The proposed work on "opinion summarization" using abstractive-based and extractive-based techniques. The abstractive-based approach involves constructing graphs from text and generating candidate summaries by exploring graph properties and considering sentiment fusion. The extractive-based approach aims to reduce dimensions and find summary sentences based on thematic words and ranking.

The proposed algorithm consists of several steps. In the abstractive-based approach, it starts with constructing graphs where nodes represent tokens in the text and edges represent word adjacency. The accuracy of the constructed sentences is ensured by following a set of rules. Sentences are scored, sentiments are merged, and redundant sentences are removed. Finally, the sentences are ranked for summarization.


The code implementation is text summarization using **graph-based ranking**.
Following is approach for generating summaries:

1. It tokenizes the input text into sentences using the `sent_tokenize` function from NLTK.
2. It builds a graph representation of the sentences, where each node represents a sentence and edges represent the similarity between sentences.
3. The similarity between two sentences is calculated using cosine similarity based on the bag-of-words representation of the sentences.
4. The graph is then ranked using the PageRank algorithm, assigning scores to each sentence.
5. The sentences are sorted based on their scores, and the top-ranked sentences are selected to form the summary.
6. Finally, the selected sentences are concatenated to generate the summary.

In [20]:
import nltk
nltk.download('punkt')
nltk.download('vader_lexicon')
from nltk.tokenize import sent_tokenize
from nltk.sentiment import SentimentIntensityAnalyzer
import networkx as nx
from sklearn.feature_extraction.text import CountVectorizer
from sklearn.metrics.pairwise import cosine_similarity

def build_graph(sentences):
    graph = nx.Graph()
    graph.add_nodes_from(range(len(sentences)))

    for i in range(len(sentences)):
        for j in range(i + 1, len(sentences)):
            similarity_score = calculate_similarity(sentences[i], sentences[j])

            if similarity_score > 0:
                graph.add_edge(i, j, weight=similarity_score)

    return graph

def calculate_similarity(sentence1, sentence2):
    vectorizer = CountVectorizer().fit_transform([sentence1, sentence2])
    vectors = vectorizer.toarray()
    similarity = cosine_similarity(vectors)

    return similarity[0][1]

def generate_summary(text, num_sentences):
    sentences = sent_tokenize(text)

    if num_sentences >= len(sentences):
        return text

    graph = build_graph(sentences)
    scores = nx.pagerank(graph)

    ranked_sentences = sorted(((scores[i], i) for i in graph.nodes()), reverse=True)
    summary_sentences = [sentences[idx] for _, idx in ranked_sentences[:num_sentences]]

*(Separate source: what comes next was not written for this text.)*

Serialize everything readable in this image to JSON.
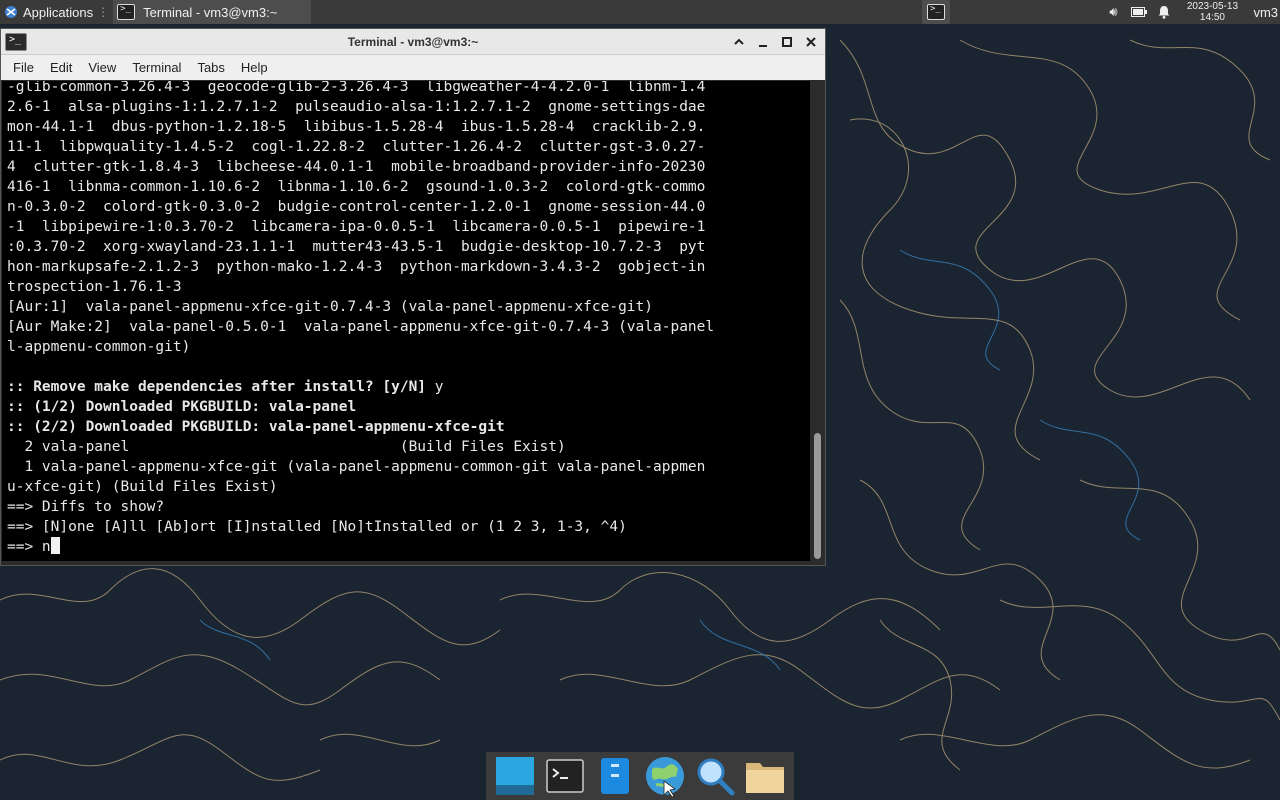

    summary = " ".join(summary_sentences)
    return summary

# Example usage
text = "Cerussite is a mineral consisting of lead carbonate (PbCO3), and is an important ore of lead. The name is from the Latin cerussa, white lead. Cerussa nativa was mentioned by Conrad Gessner in 1565, and in 1832 François Sulpice Beudant applied the name céruse to the mineral, while the present form, cerussite, is due to Wilhelm Karl Ritter von Haidinger in 1845. Miners' names for cerussite in early use were lead-spar and white-lead-ore. In a hydrate form known as white lead, the mineral is a key ingredient in lead paints and has also been used in cosmetics, but both uses are now discontinued in many places as a result of lead poisoning. These cerussite crystals, measuring approximately 4.0 cm × 3.0 cm × 2.0 cm (1.57 in × 1.18 in × 0.79 in), were found in a mine in Madan-e Nakhlak, Iran."
summary = generate_summary(text, num_sentences=1)
print(summary)


In a hydrate form known as white lead, the mineral is a key ingredient in lead paints and has also been used in cosmetics, but both uses are now discontinued in many places as a result of lead poisoning.


[nltk_data] Downloading package punkt to /root/nltk_data...
[nltk_data]   Package punkt is already up-to-date!
[nltk_data] Downloading package vader_lexicon to /root/nltk_data...
[nltk_data]   Package vader_lexicon is already up-to-date!